What if blinding is applied to the scalarmul but the FF operation to
perform the blinding already leaks a small amount because BIGNUM?
A small leakage might not be considered a problem with 2048+ RSA
keys (shared opinion might be that 1 or 3 bits of knowledge wouldn't
give the attacker a noticeable boost compared to other tools in their
arsenal) but the same few bits have been proven sufficient to break even
P384 or P521 keys (which are above the security level of RSA 2048) with
limited effort and costs: what is the meaning of `blinding=yes` in the
case where the blinding implementation itself reveals information on the
secret it should protect?

What if the blinding operation itself is not leaking a single bit by
itself, but it magnifies some effect from the underlying level of
abstraction (e.g., blinding scalarmul could make the nonce bigger than
the prime order subgroup size `n`, and the specific scalarmul
implementation must guarantee that its scalar input is less than `n` to
compute correctly, so it has a special branch to be robust and handle
bigger scalars coming from blinding, creating a magnifying lens for an
attacker when the branch is taken, as that says something on the
probability of the high order bits of the scalar being set)?

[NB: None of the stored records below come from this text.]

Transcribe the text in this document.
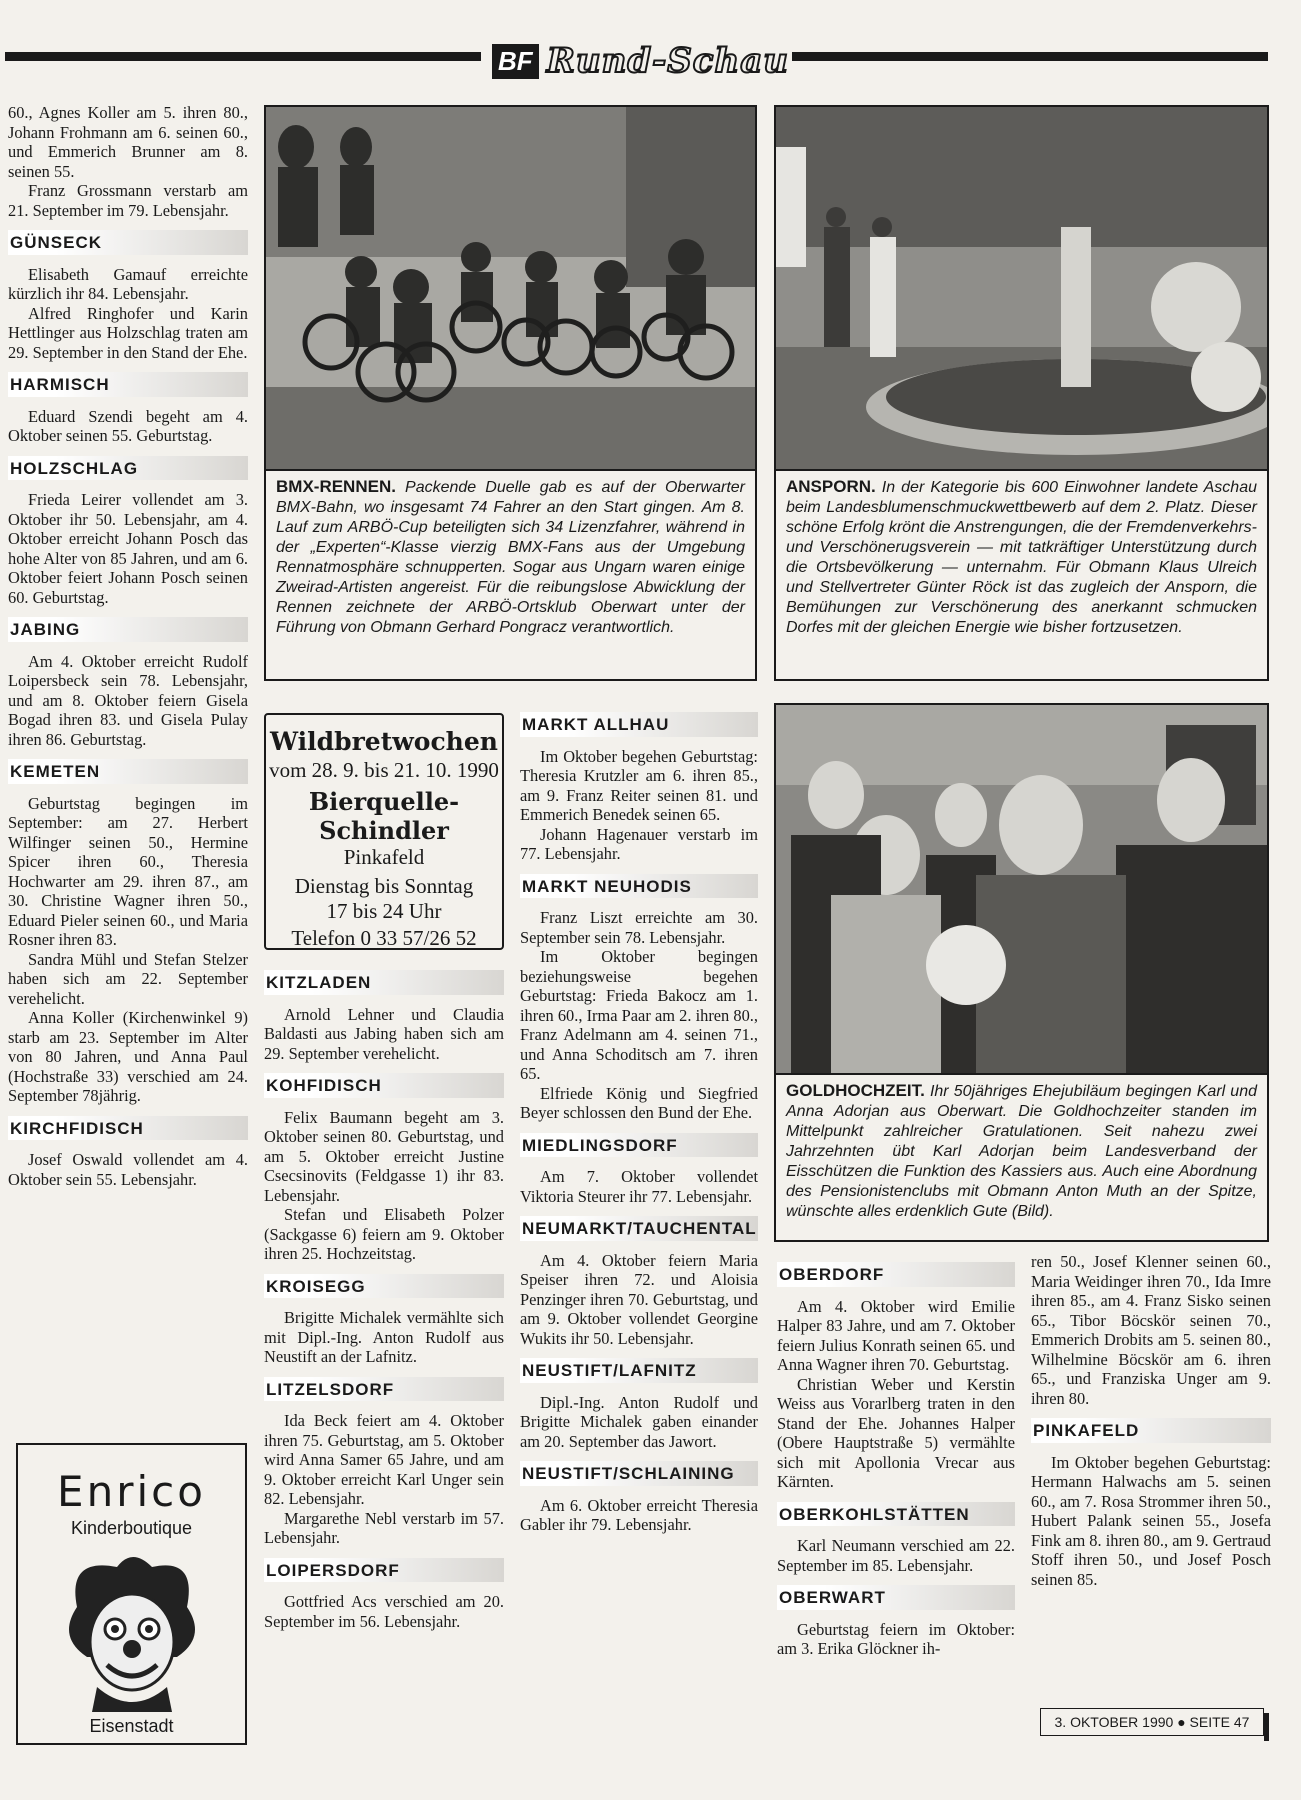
BF Rund-Schau

60., Agnes Koller am 5. ihren 80., Johann Frohmann am 6. seinen 60., und Emmerich Brunner am 8. seinen 55.

Franz Grossmann verstarb am 21. September im 79. Lebensjahr.

GÜNSECK

Elisabeth Gamauf erreichte kürzlich ihr 84. Lebensjahr.

Alfred Ringhofer und Karin Hettlinger aus Holzschlag traten am 29. September in den Stand der Ehe.

HARMISCH

Eduard Szendi begeht am 4. Oktober seinen 55. Geburtstag.

HOLZSCHLAG

Frieda Leirer vollendet am 3. Oktober ihr 50. Lebensjahr, am 4. Oktober erreicht Johann Posch das hohe Alter von 85 Jahren, und am 6. Oktober feiert Johann Posch seinen 60. Geburtstag.

JABING

Am 4. Oktober erreicht Rudolf Loipersbeck sein 78. Lebensjahr, und am 8. Oktober feiern Gisela Bogad ihren 83. und Gisela Pulay ihren 86. Geburtstag.

KEMETEN

Geburtstag begingen im September: am 27. Herbert Wilfinger seinen 50., Hermine Spicer ihren 60., Theresia Hochwarter am 29. ihren 87., am 30. Christine Wagner ihren 50., Eduard Pieler seinen 60., und Maria Rosner ihren 83.

Sandra Mühl und Stefan Stelzer haben sich am 22. September verehelicht.

Anna Koller (Kirchenwinkel 9) starb am 23. September im Alter von 80 Jahren, und Anna Paul (Hochstraße 33) verschied am 24. September 78jährig.

KIRCHFIDISCH

Josef Oswald vollendet am 4. Oktober sein 55. Lebensjahr.

Enrico
Kinderboutique
Eisenstadt
BMX-RENNEN. Packende Duelle gab es auf der Oberwarter BMX-Bahn, wo insgesamt 74 Fahrer an den Start gingen. Am 8. Lauf zum ARBÖ-Cup beteiligten sich 34 Lizenzfahrer, während in der „Experten“-Klasse vierzig BMX-Fans aus der Umgebung Rennatmosphäre schnupperten. Sogar aus Ungarn waren einige Zweirad-Artisten angereist. Für die reibungslose Abwicklung der Rennen zeichnete der ARBÖ-Ortsklub Oberwart unter der Führung von Obmann Gerhard Pongracz verantwortlich.
ANSPORN. In der Kategorie bis 600 Einwohner landete Aschau beim Landesblumenschmuckwettbewerb auf dem 2. Platz. Dieser schöne Erfolg krönt die Anstrengungen, die der Fremdenverkehrs- und Verschönerugsverein — mit tatkräftiger Unterstützung durch die Ortsbevölkerung — unternahm. Für Obmann Klaus Ulreich und Stellvertreter Günter Röck ist das zugleich der Ansporn, die Bemühungen zur Verschönerung des anerkannt schmucken Dorfes mit der gleichen Energie wie bisher fortzusetzen.
Wildbretwochen
vom 28. 9. bis 21. 10. 1990
Bierquelle-Schindler
Pinkafeld
Dienstag bis Sonntag
17 bis 24 Uhr
Telefon 0 33 57/26 52
KITZLADEN

Arnold Lehner und Claudia Baldasti aus Jabing haben sich am 29. September verehelicht.

KOHFIDISCH

Felix Baumann begeht am 3. Oktober seinen 80. Geburtstag, und am 5. Oktober erreicht Justine Csecsinovits (Feldgasse 1) ihr 83. Lebensjahr.

Stefan und Elisabeth Polzer (Sackgasse 6) feiern am 9. Oktober ihren 25. Hochzeitstag.

KROISEGG

Brigitte Michalek vermählte sich mit Dipl.-Ing. Anton Rudolf aus Neustift an der Lafnitz.

LITZELSDORF

Ida Beck feiert am 4. Oktober ihren 75. Geburtstag, am 5. Oktober wird Anna Samer 65 Jahre, und am 9. Oktober erreicht Karl Unger sein 82. Lebensjahr.

Margarethe Nebl verstarb im 57. Lebensjahr.

LOIPERSDORF

Gottfried Acs verschied am 20. September im 56. Lebensjahr.

MARKT ALLHAU

Im Oktober begehen Geburtstag: Theresia Krutzler am 6. ihren 85., am 9. Franz Reiter seinen 81. und Emmerich Benedek seinen 65.

Johann Hagenauer verstarb im 77. Lebensjahr.

MARKT NEUHODIS

Franz Liszt erreichte am 30. September sein 78. Lebensjahr.

Im Oktober begingen beziehungsweise begehen Geburtstag: Frieda Bakocz am 1. ihren 60., Irma Paar am 2. ihren 80., Franz Adelmann am 4. seinen 71., und Anna Schoditsch am 7. ihren 65.

Elfriede König und Siegfried Beyer schlossen den Bund der Ehe.

MIEDLINGSDORF

Am 7. Oktober vollendet Viktoria Steurer ihr 77. Lebensjahr.

NEUMARKT/TAUCHENTAL

Am 4. Oktober feiern Maria Speiser ihren 72. und Aloisia Penzinger ihren 70. Geburtstag, und am 9. Oktober vollendet Georgine Wukits ihr 50. Lebensjahr.

NEUSTIFT/LAFNITZ

Dipl.-Ing. Anton Rudolf und Brigitte Michalek gaben einander am 20. September das Jawort.

NEUSTIFT/SCHLAINING

Am 6. Oktober erreicht Theresia Gabler ihr 79. Lebensjahr.

GOLDHOCHZEIT. Ihr 50jähriges Ehejubiläum begingen Karl und Anna Adorjan aus Oberwart. Die Goldhochzeiter standen im Mittelpunkt zahlreicher Gratulationen. Seit nahezu zwei Jahrzehnten übt Karl Adorjan beim Landesverband der Eisschützen die Funktion des Kassiers aus. Auch eine Abordnung des Pensionistenclubs mit Obmann Anton Muth an der Spitze, wünschte alles erdenklich Gute (Bild).
OBERDORF

Am 4. Oktober wird Emilie Halper 83 Jahre, und am 7. Oktober feiern Julius Konrath seinen 65. und Anna Wagner ihren 70. Geburtstag.

Christian Weber und Kerstin Weiss aus Vorarlberg traten in den Stand der Ehe. Johannes Halper (Obere Hauptstraße 5) vermählte sich mit Apollonia Vrecar aus Kärnten.

OBERKOHLSTÄTTEN

Karl Neumann verschied am 22. September im 85. Lebensjahr.

OBERWART

Geburtstag feiern im Oktober: am 3. Erika Glöckner ih-

ren 50., Josef Klenner seinen 60., Maria Weidinger ihren 70., Ida Imre ihren 85., am 4. Franz Sisko seinen 65., Tibor Böcskör seinen 70., Emmerich Drobits am 5. seinen 80., Wilhelmine Böcskör am 6. ihren 65., und Franziska Unger am 9. ihren 80.

PINKAFELD

Im Oktober begehen Geburtstag: Hermann Halwachs am 5. seinen 60., am 7. Rosa Strommer ihren 50., Hubert Palank seinen 55., Josefa Fink am 8. ihren 80., am 9. Gertraud Stoff ihren 50., und Josef Posch seinen 85.

3. OKTOBER 1990 ● SEITE 47
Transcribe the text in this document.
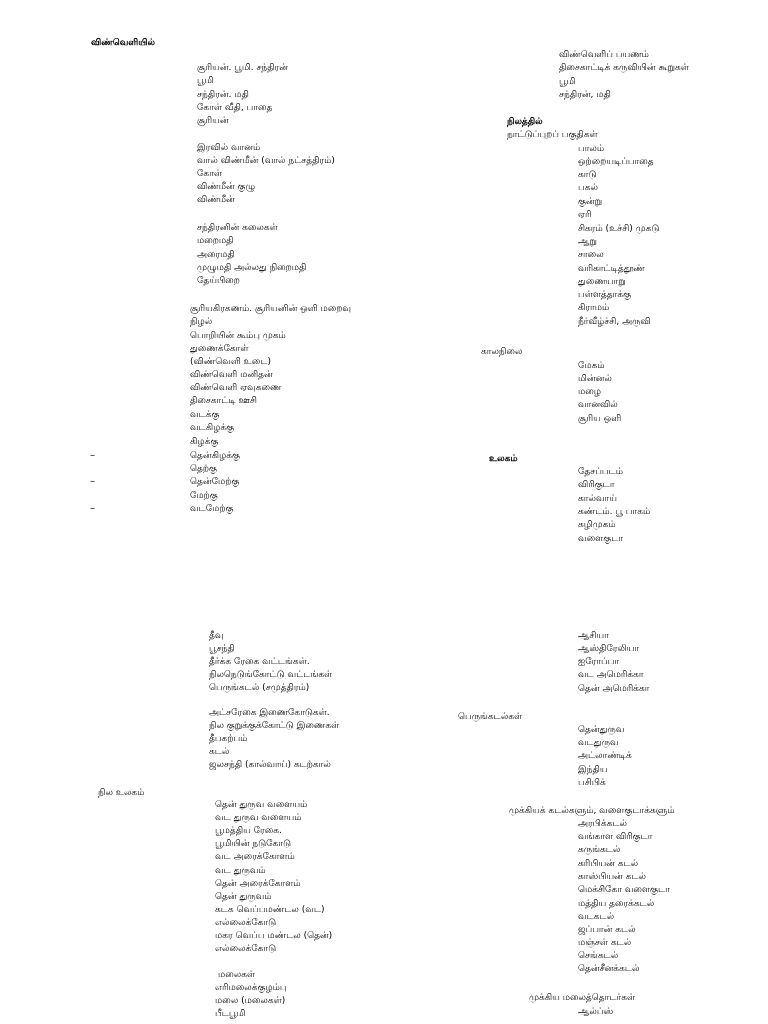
விண்வெளியில்
சூரியன். பூமி. சந்திரன்
பூமி
சந்திரன். மதி
கோள் வீதி, பாதை
சூரியன்
இரவில் வானம்
வால் விண்மீன் (வால் நட்சத்திரம்)
கோள்
விண்மீன் குழு
விண்மீன்
சந்திரனின் கலைகள்
மறைமதி
அரைமதி
முழுமதி அல்லது நிறைமதி
தேய்பிறை
சூரியகிரகணம். சூரியனின் ஒளி மறைவு
நிழல்
பொறியின் கூம்பு முகம்
துணைக்கோள்
(விண்வெளி உடை)
விண்வெளி மனிதன்
விண்வெளி ஏவுகணை
திசைகாட்டி ஊசி
வடக்கு
வடகிழக்கு
கிழக்கு
தென்கிழக்கு
தெற்கு
தென்மேற்கு
மேற்கு
வடமேற்கு
–
–
–
விண்வெளிப் பயணம்
திசைகாட்டிக் கருவியின் கூறுகள்
பூமி
சந்திரன், மதி
நிலத்தில்
நாட்டுப்புறப் பகுதிகள்
பாலம்
ஒற்றையடிப்பாதை
காடு
பகல்
குன்று
ஏரி
சிகரம் (உச்சி) முகடு
ஆறு
சாலை
வரிகாட்டித்தூண்
துணையாறு
பள்ளத்தாக்கு
கிராமம்
நீர்வீழ்ச்சி, அருவி
காலநிலை
மேகம்
மின்னல்
மழை
வானவில்
சூரிய ஒளி
உலகம்
தேசப்படம்
விரிகுடா
கால்வாய்
கண்டம். பூ பாகம்
கழிமுகம்
வளைகுடா
தீவு
பூசந்தி
தீர்க்க ரேகை வட்டங்கள்.
நிலநெடுங்கோட்டு வட்டங்கள்
பெருங்கடல் (சமுத்திரம்)
அட்சரேகை இணைகோடுகள்.
நில குறுக்குக்கோட்டு இணைகள்
தீபகற்பம்
கடல்
ஜலசந்தி (கால்வாய்) கடற்கால்
ஆசியா
ஆஸ்திரேலியா
ஐரோப்பா
வட அமெரிக்கா
தென் அமெரிக்கா
பெருங்கடல்கள்
தென்துருவ
வடதுருவ
அட்லாண்டிக்
இந்திய
பசிபிக்
நில உலகம்
தென் துருவ வளையம்
வட துருவ வளையம்
பூமத்திய ரேகை.
பூமியின் நடுகோடு
வட அரைக்கோளம்
வட துருவம்
தென் அரைக்கோளம்
தென் துருவம்
கடக வெப்பமண்டல (வட)
எல்லைக்கோடு
மகர வெப்ப மண்டல (தென்)
எல்லைக்கோடு
மலைகள்
எரிமலைக்குழம்பு
மலை (மலைகள்)
பீடபூமி
முக்கியக் கடல்களும், வளைகுடாக்களும்
அரபிக்கடல்
வங்காள விரிகுடா
கருங்கடல்
கரிபியன் கடல்
காஸ்பியன் கடல்
மெக்சிகோ வளைகுடா
மத்திய தரைக்கடல்
வடகடல்
ஜப்பான் கடல்
மஞ்சள் கடல்
செங்கடல்
தென்சீனக்கடல்
முக்கிய மலைத்தொடர்கள்
ஆல்ப்ஸ்
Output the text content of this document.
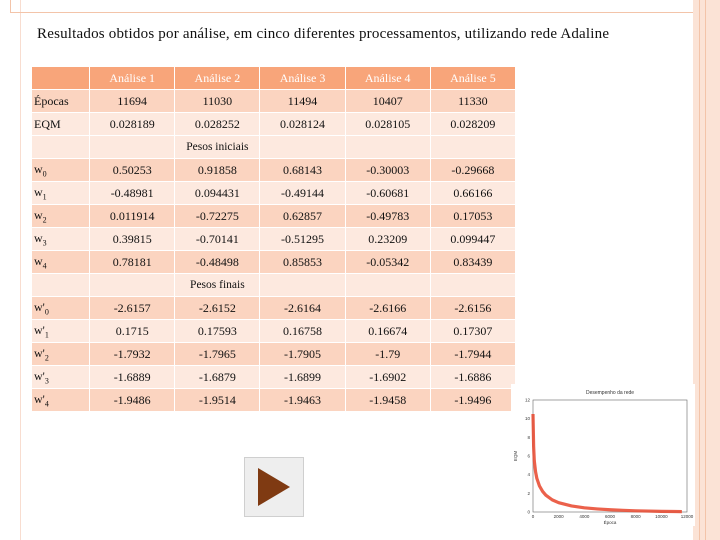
Resultados obtidos por análise, em cinco diferentes processamentos, utilizando rede Adaline
	Análise 1	Análise 2	Análise 3	Análise 4	Análise 5
Épocas	11694	11030	11494	10407	11330
EQM	0.028189	0.028252	0.028124	0.028105	0.028209
		Pesos iniciais			
$w_0$	0.50253	0.91858	0.68143	-0.30003	-0.29668
$w_1$	-0.48981	0.094431	-0.49144	-0.60681	0.66166
$w_2$	0.011914	-0.72275	0.62857	-0.49783	0.17053
$w_3$	0.39815	-0.70141	-0.51295	0.23209	0.099447
$w_4$	0.78181	-0.48498	0.85853	-0.05342	0.83439
		Pesos finais			
$w'_0$	-2.6157	-2.6152	-2.6164	-2.6166	-2.6156
$w'_1$	0.1715	0.17593	0.16758	0.16674	0.17307
$w'_2$	-1.7932	-1.7965	-1.7905	-1.79	-1.7944
$w'_3$	-1.6889	-1.6879	-1.6899	-1.6902	-1.6886
$w'_4$	-1.9486	-1.9514	-1.9463	-1.9458	-1.9496	Desempenho da rede
Época
EQM
0	2000	4000	6000	8000	10000	12000
0
2
4
6
8
10
12
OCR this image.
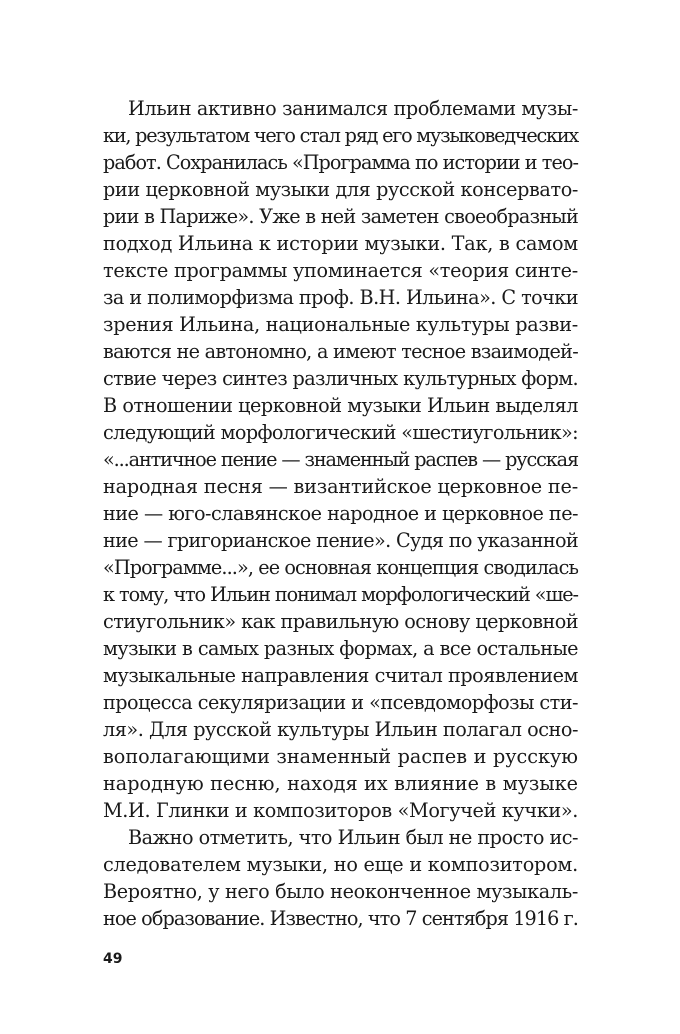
Ильин активно занимался проблемами музы-
ки, результатом чего стал ряд его музыковедческих
работ. Сохранилась «Программа по истории и тео-
рии церковной музыки для русской консервато-
рии в Париже». Уже в ней заметен своеобразный
подход Ильина к истории музыки. Так, в самом
тексте программы упоминается «теория синте-
за и полиморфизма проф. В.Н. Ильина». С точки
зрения Ильина, национальные культуры разви-
ваются не автономно, а имеют тесное взаимодей-
ствие через синтез различных культурных форм.
В отношении церковной музыки Ильин выделял
следующий морфологический «шестиугольник»:
«...античное пение — знаменный распев — русская
народная песня — византийское церковное пе-
ние — юго-славянское народное и церковное пе-
ние — григорианское пение». Судя по указанной
«Программе...», ее основная концепция сводилась
к тому, что Ильин понимал морфологический «ше-
стиугольник» как правильную основу церковной
музыки в самых разных формах, а все остальные
музыкальные направления считал проявлением
процесса секуляризации и «псевдоморфозы сти-
ля». Для русской культуры Ильин полагал осно-
вополагающими знаменный распев и русскую
народную песню, находя их влияние в музыке
М.И. Глинки и композиторов «Могучей кучки».
Важно отметить, что Ильин был не просто ис-
следователем музыки, но еще и композитором.
Вероятно, у него было неоконченное музыкаль-
ное образование. Известно, что 7 сентября 1916 г.
49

This might seem as having nothing to do with the semantics of
`blinding=yes`, but it does for providers like ours where we apply
blinding at top abstraction layer (and in the case of certain paths also
in strategic points in the second layer) but then have a number of
different sub-algorithm implementations that behave very differently:
depending on the curve name (and encoding format when parsing a key) you
might end up in the generic prime/binary curves implementation, or in
one of the specific ones like nistz256 or nistp521.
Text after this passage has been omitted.